Derivado desse problema, o avanço metodológico que consiste em superar a causalidade e substituí-la pela determinação acaba assumindo também um caráter não-dialético e mostra um recuo teórico. O recuo teórico reside na separação entre determinação e conceito. O conceito de doença não pode ser entendido, numa concepção dialética, de forma separada de sua determinação fundamental (Viana, 2007)4. A questão da causalidade nas abordagens não-dialética ou pseudodialéticas (Viana, 2001)5 não dão conta de explicar a gênese dos fenômenos e a produção positivista de construtos são mais classificações arbitrárias e coisas empíricas destituídas de realidade que revelam apenas uma “pseudoconcreticidade” (Kosik, 1986)6.

Assim, uma perspectiva dialética do processo saúde-doença exige uma nova conceituação de saúde e de doença que vá além das concepções positivistas, seja médico-clínica, ecológico ou qualquer outra.

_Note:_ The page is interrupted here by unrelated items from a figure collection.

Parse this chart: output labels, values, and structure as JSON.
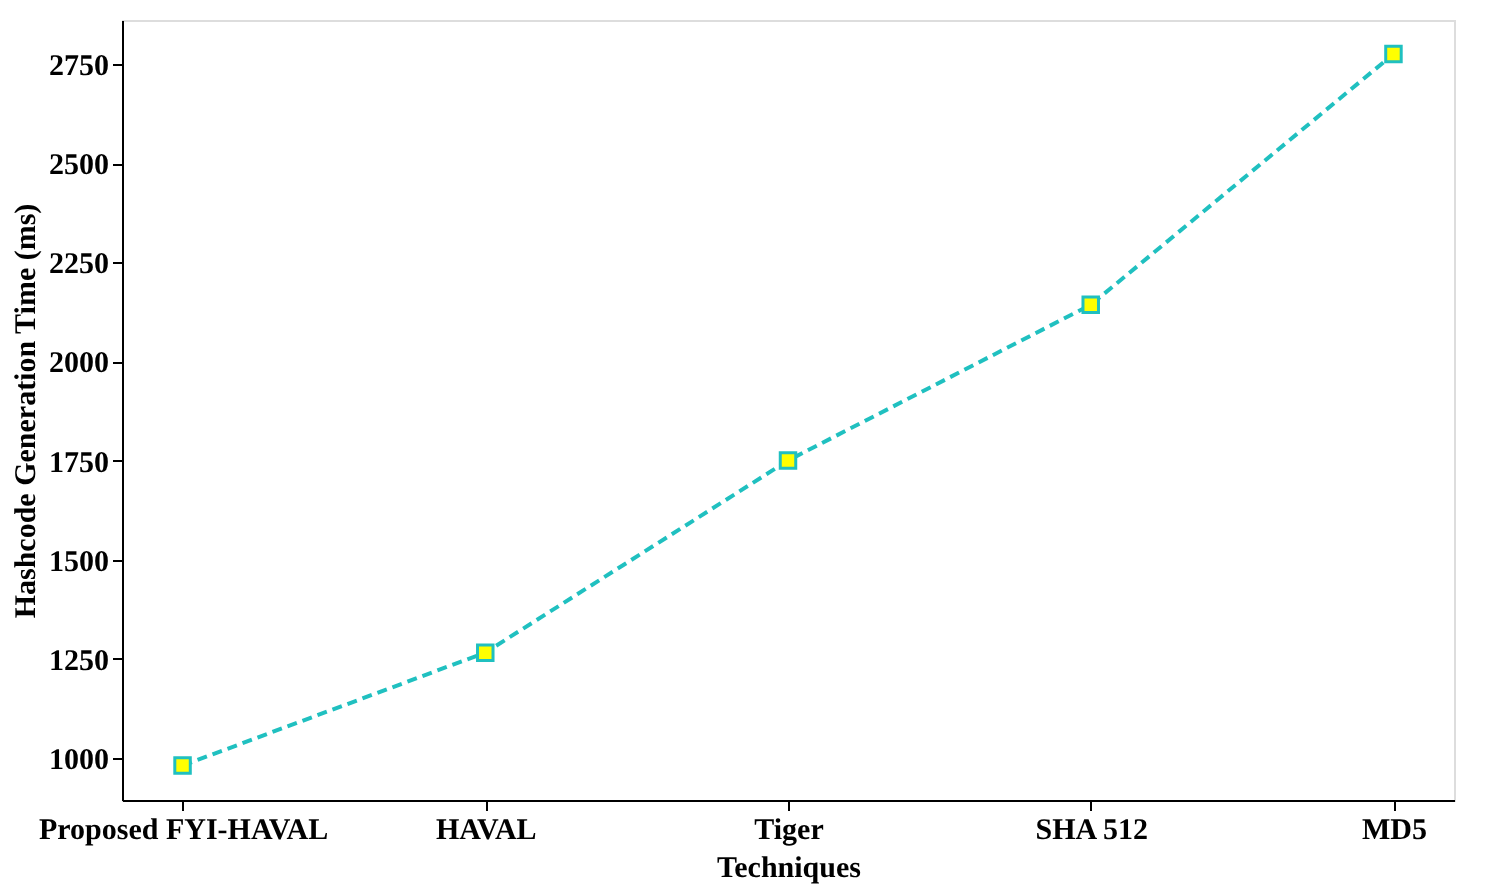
{
  "chart_data": {
    "type": "line",
    "xlabel": "Techniques",
    "ylabel": "Hashcode Generation Time (ms)",
    "categories": [
      "Proposed FYI-HAVAL",
      "HAVAL",
      "Tiger",
      "SHA 512",
      "MD5"
    ],
    "series": [
      {
        "color": "#20c0c0",
        "values": [
          980,
          1265,
          1750,
          2143,
          2776
        ]
      }
    ],
    "ylim": [
      893,
      2862
    ],
    "yticks": [
      1000,
      1250,
      1500,
      1750,
      2000,
      2250,
      2500,
      2750
    ],
    "marker": "square",
    "line_style": "dashed",
    "grid": false
  }
}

A questão é que partindo do empírico não se percebe a determinação fundamental do fenômeno como sua própria essência e suas manifestações concretas, ou seja, as múltiplas determinações enquanto realidade concreta. Por conseguinte, é fundamental ir além dessas concepções de doença para, em primeiro lugar, constituir um conceito amplo que agrupe formas de doença e, no interior destas formas, conceber as doenças que são produzidas socialmente e as que não são produzidas socialmente, possuindo, portanto, distintas determinações fundamentais. No caso do presente artigo, não pretendemos realizar tal definição, que está por ser feita, e sim uma obra posterior. Por enquanto basta colocar que é necessário, numa perspectiva dialética, constituir um novo conceito de doença e entender que existem distintas formas de doença.

Por conseguinte, não é encontrando algo “empírico” que se pode construir uma análise dialética da doença e sim através do processo analítico dos fenômenos concretos que podemos reconstituir suas determinações sociais. Esse é o caminho que deve ser seguido e nosso objetivo agora é discutir as determinações das doenças produzidas socialmente.

Doenças Produzidas Socialmente, Classes Sociais e Condições de Vida

Existem doenças que são produzidas socialmente. A doença é definida sob diversas formas (Barros, 2002)2, assim como a saúde (Scliar, 2007)7. Não pretendemos apresentar uma discussão sobre tais conceitos, mas tão-somente, de forma provisória, esclarecer definições iniciais dos dois termos para que haja uma compreensão do fenômeno que estamos abordando. Não é possível concordar com as concepções de saúde que remetem apenas para a consciência do indivíduo ou para aquelas que ignoram tal consciência. Existem implicações valorativas, políticas, ideológicas em ambas as abordagens[b], bem como consequências sociais e também políticas, no sentido mais estrito do termo. Essas concepções, que alguns chamariam de “subjetivistas” e “objetivistas”[c], no fundo, são problemáticas. A primeira por se fundamentar na “consciência que o indivíduo tem de si mesmo” (Segre e Ferraz, 1997; Canguilhem, 1978)8,9, que entra em flagrante contradição com o principio do método dialético de considerar a primazia da totalidade e das relações sociais concretas em relação às formas de consciência (Viana, 2008)10. A outra concepção, por sua vez, ao desconsiderar o indivíduo, permite a medicalização da saúde e a arbitrariedade estatal no campo do controle social dos indivíduos[d].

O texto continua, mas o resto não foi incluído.